Обычно, просыпаясь, Рори находила возле себя книгу, однако этим утром рядом с ней на смятой постели лежало расправленное письмо. Бережно сложив листок, Рори отправила письмо на ночной столик к остальным. Поздним вечером она их все заново перечитала. Точнее, те, что были на английском. Все они являли собой вариации, по сути, одного и того же сюжета, имея в итоге или восстановленное здоровье, или поправленное финансовое состояние, или спасенную карьеру, или разрешенную наконец давнюю семейную распрю, или обретение того, что было когда-то утрачено. И все это происходило благодаря платью, сшитому госпожой Руссель. Во всяком случае, в это искренне верили благодарные ей невесты.

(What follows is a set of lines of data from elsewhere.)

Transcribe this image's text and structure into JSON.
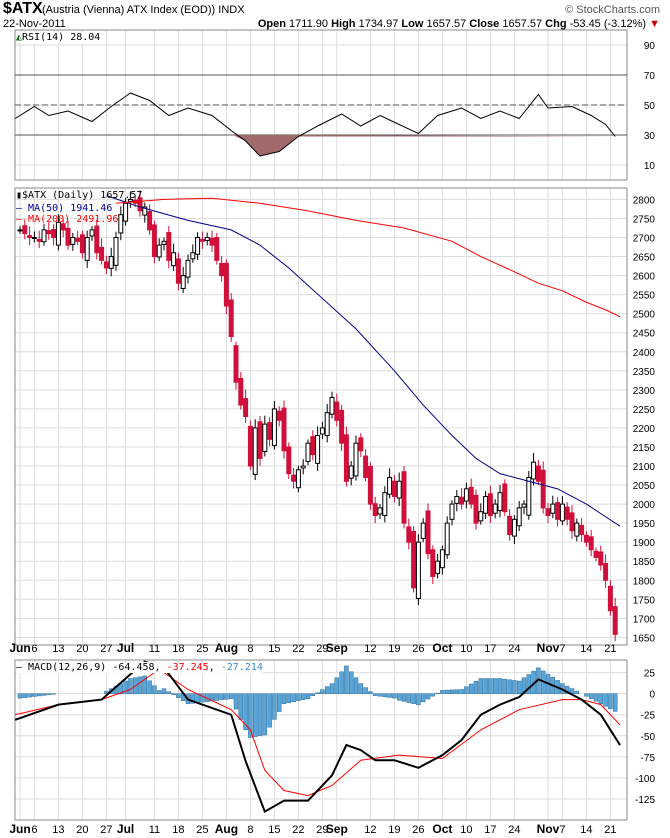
{
  "header": {
    "symbol": "$ATX",
    "description": "(Austria (Vienna) ATX Index (EOD))",
    "exchange": "INDX",
    "watermark": "© StockCharts.com",
    "date": "22-Nov-2011",
    "open_label": "Open",
    "open": "1711.90",
    "high_label": "High",
    "high": "1734.97",
    "low_label": "Low",
    "low": "1657.57",
    "close_label": "Close",
    "close": "1657.57",
    "chg_label": "Chg",
    "chg": "-53.45 (-3.12%)",
    "chg_icon": "down-triangle-icon"
  },
  "chart_data": [
    {
      "type": "line",
      "name": "RSI",
      "legend": "RSI(14) 28.04",
      "yticks": [
        10,
        30,
        50,
        70,
        90
      ],
      "ylim": [
        0,
        100
      ],
      "levels": [
        30,
        50,
        70
      ],
      "points": [
        [
          -1,
          41
        ],
        [
          3,
          49
        ],
        [
          6,
          43
        ],
        [
          10,
          46
        ],
        [
          15,
          39
        ],
        [
          19,
          49
        ],
        [
          23,
          58
        ],
        [
          27,
          53
        ],
        [
          31,
          43
        ],
        [
          35,
          48
        ],
        [
          40,
          43
        ],
        [
          44,
          33
        ],
        [
          47,
          26
        ],
        [
          50,
          16
        ],
        [
          54,
          19
        ],
        [
          58,
          29
        ],
        [
          62,
          36
        ],
        [
          67,
          44
        ],
        [
          71,
          36
        ],
        [
          75,
          43
        ],
        [
          79,
          37
        ],
        [
          83,
          31
        ],
        [
          87,
          43
        ],
        [
          92,
          48
        ],
        [
          96,
          41
        ],
        [
          100,
          46
        ],
        [
          104,
          41
        ],
        [
          108,
          57
        ],
        [
          110,
          48
        ],
        [
          115,
          49
        ],
        [
          119,
          43
        ],
        [
          122,
          37
        ],
        [
          124,
          29
        ]
      ]
    },
    {
      "type": "candlestick",
      "name": "Price",
      "legend": "$ATX (Daily) 1657.57",
      "ylim": [
        1630,
        2830
      ],
      "yticks": [
        1650,
        1700,
        1750,
        1800,
        1850,
        1900,
        1950,
        2000,
        2050,
        2100,
        2150,
        2200,
        2250,
        2300,
        2350,
        2400,
        2450,
        2500,
        2550,
        2600,
        2650,
        2700,
        2750,
        2800
      ],
      "closes": [
        2720,
        2710,
        2700,
        2700,
        2690,
        2720,
        2710,
        2700,
        2740,
        2720,
        2680,
        2700,
        2690,
        2660,
        2700,
        2720,
        2660,
        2640,
        2620,
        2650,
        2700,
        2760,
        2790,
        2800,
        2790,
        2770,
        2780,
        2720,
        2650,
        2680,
        2690,
        2640,
        2660,
        2580,
        2600,
        2640,
        2660,
        2700,
        2690,
        2700,
        2680,
        2640,
        2600,
        2520,
        2440,
        2320,
        2260,
        2230,
        2100,
        2200,
        2120,
        2210,
        2170,
        2250,
        2220,
        2140,
        2080,
        2060,
        2090,
        2100,
        2160,
        2130,
        2180,
        2200,
        2240,
        2280,
        2220,
        2160,
        2060,
        2100,
        2160,
        2140,
        2070,
        2000,
        1970,
        1990,
        2030,
        2070,
        2020,
        2060,
        1950,
        1900,
        1780,
        1900,
        1950,
        1870,
        1810,
        1850,
        1880,
        1950,
        2000,
        2020,
        2000,
        2040,
        2000,
        1950,
        1980,
        2020,
        1970,
        2000,
        2030,
        1980,
        1920,
        1960,
        1990,
        2000,
        2070,
        2110,
        2060,
        1990,
        1970,
        2000,
        1960,
        2000,
        1960,
        1930,
        1950,
        1920,
        1900,
        1880,
        1860,
        1840,
        1800,
        1720,
        1658
      ],
      "ma50": {
        "legend": "MA(50) 1941.46",
        "color": "#00008b",
        "points": [
          [
            18,
            2810
          ],
          [
            25,
            2780
          ],
          [
            35,
            2745
          ],
          [
            44,
            2720
          ],
          [
            50,
            2680
          ],
          [
            56,
            2620
          ],
          [
            63,
            2540
          ],
          [
            70,
            2460
          ],
          [
            78,
            2350
          ],
          [
            84,
            2260
          ],
          [
            90,
            2180
          ],
          [
            95,
            2120
          ],
          [
            100,
            2080
          ],
          [
            106,
            2060
          ],
          [
            112,
            2040
          ],
          [
            118,
            2000
          ],
          [
            121,
            1975
          ],
          [
            125,
            1942
          ]
        ]
      },
      "ma200": {
        "legend": "MA(200) 2491.96",
        "color": "#ff0000",
        "points": [
          [
            20,
            2790
          ],
          [
            30,
            2800
          ],
          [
            40,
            2803
          ],
          [
            50,
            2790
          ],
          [
            60,
            2770
          ],
          [
            70,
            2745
          ],
          [
            80,
            2725
          ],
          [
            90,
            2690
          ],
          [
            96,
            2650
          ],
          [
            103,
            2610
          ],
          [
            108,
            2580
          ],
          [
            113,
            2560
          ],
          [
            118,
            2530
          ],
          [
            122,
            2510
          ],
          [
            125,
            2492
          ]
        ]
      }
    },
    {
      "type": "line",
      "name": "MACD",
      "legend": "MACD(12,26,9)",
      "macd_value": "-64.458",
      "signal_value": "-37.245",
      "hist_value": "-27.214",
      "ylim": [
        -150,
        40
      ],
      "yticks": [
        25,
        0,
        -25,
        -50,
        -75,
        -100,
        -125
      ],
      "macd": [
        [
          -1,
          -31
        ],
        [
          8,
          -13
        ],
        [
          17,
          -7
        ],
        [
          26,
          38
        ],
        [
          30,
          31
        ],
        [
          35,
          -7
        ],
        [
          44,
          -25
        ],
        [
          47,
          -80
        ],
        [
          51,
          -140
        ],
        [
          55,
          -127
        ],
        [
          60,
          -127
        ],
        [
          65,
          -97
        ],
        [
          68,
          -61
        ],
        [
          71,
          -67
        ],
        [
          74,
          -79
        ],
        [
          78,
          -79
        ],
        [
          83,
          -88
        ],
        [
          88,
          -73
        ],
        [
          92,
          -55
        ],
        [
          96,
          -25
        ],
        [
          100,
          -13
        ],
        [
          104,
          -4
        ],
        [
          108,
          17
        ],
        [
          113,
          5
        ],
        [
          117,
          -7
        ],
        [
          121,
          -25
        ],
        [
          125,
          -61
        ]
      ],
      "signal": [
        [
          -1,
          -25
        ],
        [
          8,
          -13
        ],
        [
          17,
          -7
        ],
        [
          23,
          5
        ],
        [
          29,
          29
        ],
        [
          35,
          5
        ],
        [
          44,
          -19
        ],
        [
          48,
          -43
        ],
        [
          51,
          -91
        ],
        [
          55,
          -115
        ],
        [
          60,
          -121
        ],
        [
          65,
          -109
        ],
        [
          71,
          -79
        ],
        [
          79,
          -73
        ],
        [
          88,
          -77
        ],
        [
          96,
          -43
        ],
        [
          104,
          -19
        ],
        [
          113,
          -7
        ],
        [
          117,
          -7
        ],
        [
          121,
          -13
        ],
        [
          125,
          -37
        ]
      ]
    }
  ],
  "xaxis": [
    [
      "Jun",
      0,
      true
    ],
    [
      "6",
      3,
      false
    ],
    [
      "13",
      8,
      false
    ],
    [
      "20",
      13,
      false
    ],
    [
      "27",
      18,
      false
    ],
    [
      "Jul",
      22,
      true
    ],
    [
      "11",
      28,
      false
    ],
    [
      "18",
      33,
      false
    ],
    [
      "25",
      38,
      false
    ],
    [
      "Aug",
      43,
      true
    ],
    [
      "8",
      48,
      false
    ],
    [
      "15",
      53,
      false
    ],
    [
      "22",
      58,
      false
    ],
    [
      "29",
      63,
      false
    ],
    [
      "Sep",
      66,
      true
    ],
    [
      "12",
      73,
      false
    ],
    [
      "19",
      78,
      false
    ],
    [
      "26",
      83,
      false
    ],
    [
      "Oct",
      88,
      true
    ],
    [
      "10",
      93,
      false
    ],
    [
      "17",
      98,
      false
    ],
    [
      "24",
      103,
      false
    ],
    [
      "Nov",
      110,
      true
    ],
    [
      "7",
      113,
      false
    ],
    [
      "14",
      118,
      false
    ],
    [
      "21",
      123,
      false
    ]
  ]
}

Рори непроизвольно перевела взгляд на коробку для платья, стоявшую на тумбе под окном. Самое простое было бы сразу отнести ее обратно под лестницу, где она не станет заставлять Рори размышлять о так и не случившейся свадьбе. Вместо этого она забрала коробку домой, поскольку у нее рука не поднялась вновь отправлять находку во мрак подлестничного закутка. Понимая, что выглядит это глупо, Рори никак не могла отделаться от того, что сказала ей мать:

«…И для каждой заказавшей у нее платье невесты делала индивидуальное заклинание на удачу».

Встав с постели, Рори подошла к коробке и подняла крышку, провела ладонью по тончайшему рукаву. Такое красивое, и явно не из «массовой» одежды, поскольку мадемуазель Руссель не делала готовые платья на продажу. Оно создавалось персонально для кого-то, принадлежало кому-то. Но кому? И как с этим связан футляр с набором для бритья? Очень может быть, что и никак, – но это казалось маловероятным.

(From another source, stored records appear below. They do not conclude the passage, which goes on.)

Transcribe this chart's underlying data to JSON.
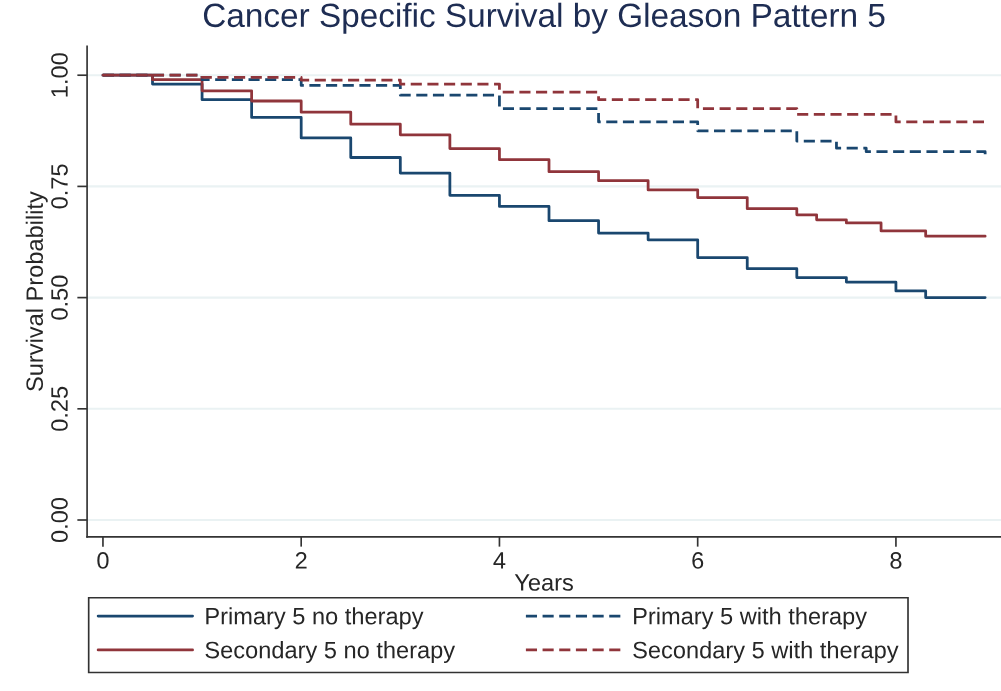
{
  "chart_data": {
    "type": "step",
    "title": "Cancer Specific Survival by Gleason Pattern 5",
    "xlabel": "Years",
    "ylabel": "Survival Probability",
    "xlim": [
      -0.16,
      9.06
    ],
    "xticks": [
      0,
      2,
      4,
      6,
      8
    ],
    "ylim": [
      -0.038,
      1.065
    ],
    "yticks": [
      {
        "value": 0,
        "label": "0.00"
      },
      {
        "value": 0.25,
        "label": "0.25"
      },
      {
        "value": 0.5,
        "label": "0.50"
      },
      {
        "value": 0.75,
        "label": "0.75"
      },
      {
        "value": 1,
        "label": "1.00"
      }
    ],
    "grid": "y",
    "legend": "bottom",
    "series": [
      {
        "name": "Primary 5 no therapy",
        "color": "#1a476f",
        "line_style": "solid",
        "x": [
          0,
          0.5,
          1,
          1.5,
          2,
          2.5,
          3,
          3.5,
          4,
          4.5,
          5,
          5.5,
          6,
          6.5,
          7,
          7.5,
          8,
          8.3,
          8.9
        ],
        "values": [
          1.0,
          0.98,
          0.945,
          0.905,
          0.859,
          0.815,
          0.78,
          0.73,
          0.705,
          0.673,
          0.645,
          0.63,
          0.59,
          0.565,
          0.545,
          0.535,
          0.515,
          0.5,
          0.5
        ]
      },
      {
        "name": "Secondary 5 no therapy",
        "color": "#90353b",
        "line_style": "solid",
        "x": [
          0,
          0.5,
          1,
          1.5,
          2,
          2.5,
          3,
          3.5,
          4,
          4.5,
          5,
          5.5,
          6,
          6.5,
          7,
          7.2,
          7.5,
          7.85,
          8.3,
          8.9
        ],
        "values": [
          1.0,
          0.99,
          0.965,
          0.942,
          0.917,
          0.89,
          0.866,
          0.835,
          0.81,
          0.783,
          0.763,
          0.742,
          0.725,
          0.7,
          0.686,
          0.675,
          0.668,
          0.65,
          0.638,
          0.638
        ]
      },
      {
        "name": "Primary 5 with therapy",
        "color": "#1a476f",
        "line_style": "dashed",
        "x": [
          0,
          1,
          2,
          3,
          4,
          5,
          6,
          7,
          7.4,
          7.7,
          8.9
        ],
        "values": [
          1.0,
          0.99,
          0.977,
          0.955,
          0.925,
          0.895,
          0.875,
          0.852,
          0.836,
          0.828,
          0.821
        ]
      },
      {
        "name": "Secondary 5 with therapy",
        "color": "#90353b",
        "line_style": "dashed",
        "x": [
          0,
          1,
          2,
          3,
          4,
          5,
          6,
          7,
          8,
          8.9
        ],
        "values": [
          1.0,
          0.995,
          0.989,
          0.98,
          0.962,
          0.945,
          0.925,
          0.912,
          0.895,
          0.891
        ]
      }
    ]
  }
}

И какое отношение к этому имеет пачка писем? Ведь совершенно очевидно, что на какой-то момент жизни они представляли собой большую важность – и тем не менее были убраны под лестницу вместе с остальными памятными вещами и остались брошенными, когда салон перестал существовать. Если только… Возможно ли такое, что Солин Руссель не знала, что все это уцелело при пожаре?

Она запустила кофеварку, потом, взявшись за телефон, набрала номер Дэниела Баллантайна. К немалому удивлению Рори, администратор тут же соединила ее с адвокатом.

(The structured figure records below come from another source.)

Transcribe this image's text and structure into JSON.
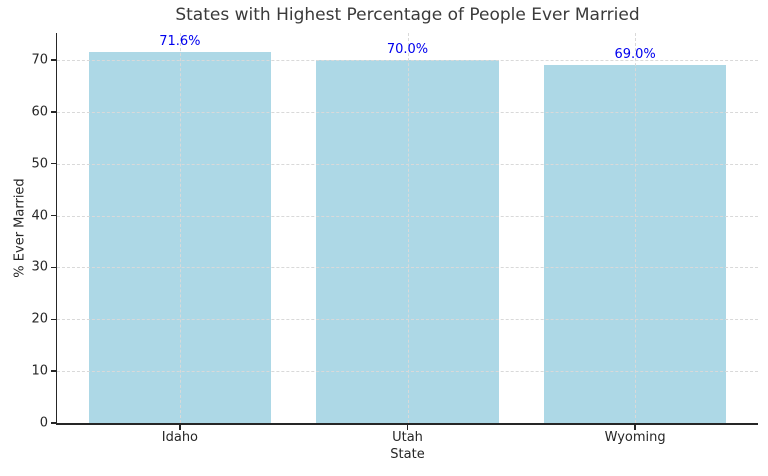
{
  "figure": {
    "background": "#ffffff"
  },
  "chart_data": {
    "type": "bar",
    "title": "States with Highest Percentage of People Ever Married",
    "xlabel": "State",
    "ylabel": "% Ever Married",
    "categories": [
      "Idaho",
      "Utah",
      "Wyoming"
    ],
    "values": [
      71.6,
      70.0,
      69.0
    ],
    "value_labels": [
      "71.6%",
      "70.0%",
      "69.0%"
    ],
    "yticks": [
      0,
      10,
      20,
      30,
      40,
      50,
      60,
      70
    ],
    "ylim": [
      0,
      75.2
    ],
    "grid": true,
    "grid_style": "dashed",
    "legend": false,
    "bar_color": "#ADD8E6",
    "value_label_color": "#0000EE",
    "axis_color": "#262626",
    "grid_color": "#d9d9d9",
    "title_color": "#3a3a3a"
  }
}
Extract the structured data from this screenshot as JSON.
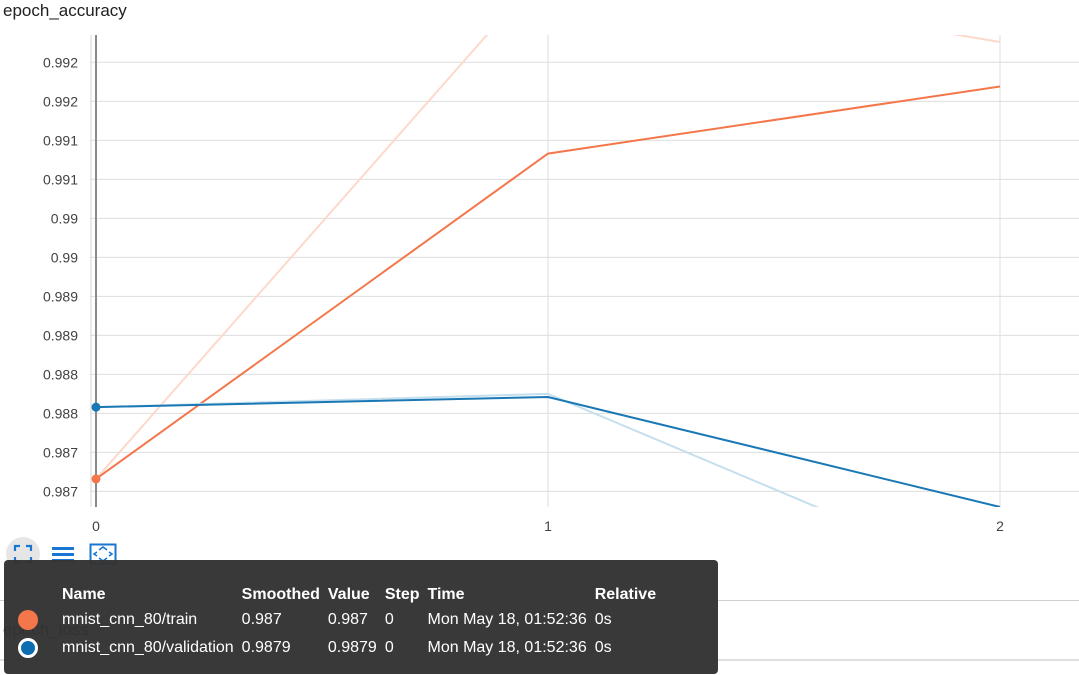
{
  "chart_data": {
    "type": "line",
    "title": "epoch_accuracy",
    "x": [
      0,
      1,
      2
    ],
    "xticks": [
      "0",
      "1",
      "2"
    ],
    "xlim": [
      -0.01,
      2.17
    ],
    "ylim": [
      0.98665,
      0.9927
    ],
    "yticks": [
      {
        "value": 0.98685,
        "label": "0.987"
      },
      {
        "value": 0.98735,
        "label": "0.987"
      },
      {
        "value": 0.98785,
        "label": "0.988"
      },
      {
        "value": 0.98835,
        "label": "0.988"
      },
      {
        "value": 0.98885,
        "label": "0.989"
      },
      {
        "value": 0.98935,
        "label": "0.989"
      },
      {
        "value": 0.98985,
        "label": "0.99"
      },
      {
        "value": 0.99035,
        "label": "0.99"
      },
      {
        "value": 0.99085,
        "label": "0.991"
      },
      {
        "value": 0.99135,
        "label": "0.991"
      },
      {
        "value": 0.99185,
        "label": "0.992"
      },
      {
        "value": 0.99235,
        "label": "0.992"
      }
    ],
    "grid": true,
    "series": [
      {
        "name": "mnist_cnn_80/train",
        "color": "#f4774b",
        "raw_color": "#fcd9cc",
        "smoothed": [
          0.98701,
          0.99118,
          0.99204
        ],
        "raw": [
          0.98701,
          0.99359,
          0.99261
        ]
      },
      {
        "name": "mnist_cnn_80/validation",
        "color": "#1a78b4",
        "raw_color": "#c6dfee",
        "smoothed": [
          0.98793,
          0.98806,
          0.98665
        ],
        "raw": [
          0.98793,
          0.9881,
          0.98566
        ]
      }
    ]
  },
  "toolbar": {
    "fullscreen_icon": "fullscreen-icon",
    "log_scale_icon": "log-scale-icon",
    "fit_domain_icon": "fit-domain-icon"
  },
  "tooltip": {
    "headers": {
      "name": "Name",
      "smoothed": "Smoothed",
      "value": "Value",
      "step": "Step",
      "time": "Time",
      "relative": "Relative"
    },
    "rows": [
      {
        "name": "mnist_cnn_80/train",
        "smoothed": "0.987",
        "value": "0.987",
        "step": "0",
        "time": "Mon May 18, 01:52:36",
        "relative": "0s",
        "color": "#f4774b",
        "filled": true
      },
      {
        "name": "mnist_cnn_80/validation",
        "smoothed": "0.9879",
        "value": "0.9879",
        "step": "0",
        "time": "Mon May 18, 01:52:36",
        "relative": "0s",
        "color": "#0c6eb0",
        "filled": false
      }
    ]
  },
  "next_chart": {
    "title": "epoch_loss"
  }
}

– Здравствуйте, мисс Грант. Не ожидал так скоро вас услышать. Надеюсь, никаких неожиданных проблем у вас не возникло?

– Нет. Точнее, не совсем. Но мне необходимо лично связаться с мисс Руссель. Я помню, вы предупредили, что она не любит, когда ее кто-то беспокоит, но это очень важный вопрос. Я надеялась, что смогу убедить вас дать мне ее номер телефона.

– Боюсь, должен вам отказать. Как я уже сказал, мисс Грант, все деловые вопросы решаются через меня.

– Обращайтесь ко мне «Рори», пожалуйста. И у меня не деловой вопрос. Это очень личное. Я обещаю не досаждать ей. Мне просто необходимо поговорить с ней.

– А по какому вопросу, смею спросить?

Мало зная Дэниела Баллантайна, Рори не была уверена, можно ли с ним откровенничать или лучше держать подробности при себе.

– С вашего позволения, я предпочла бы не обсуждать этот вопрос ни с кем, кроме самой госпожи Руссель. Это довольно… деликатная тема.

– Все, что я могу сделать – это передать ей ваш номер телефона, – сказал наконец адвокат. – Хотя сильно сомневаюсь, что это что-то даст. Мисс Руссель не любительница телефона. Она и со мной-то редко по нему разговаривает.

– Хорошо, спасибо. Скажите ей, что я нашла в доме нечто, явно принадлежащее ей. Точнее, коробку.

– Какую коробку?

И вновь Рори засомневалась, стоит ли пускаться в детали.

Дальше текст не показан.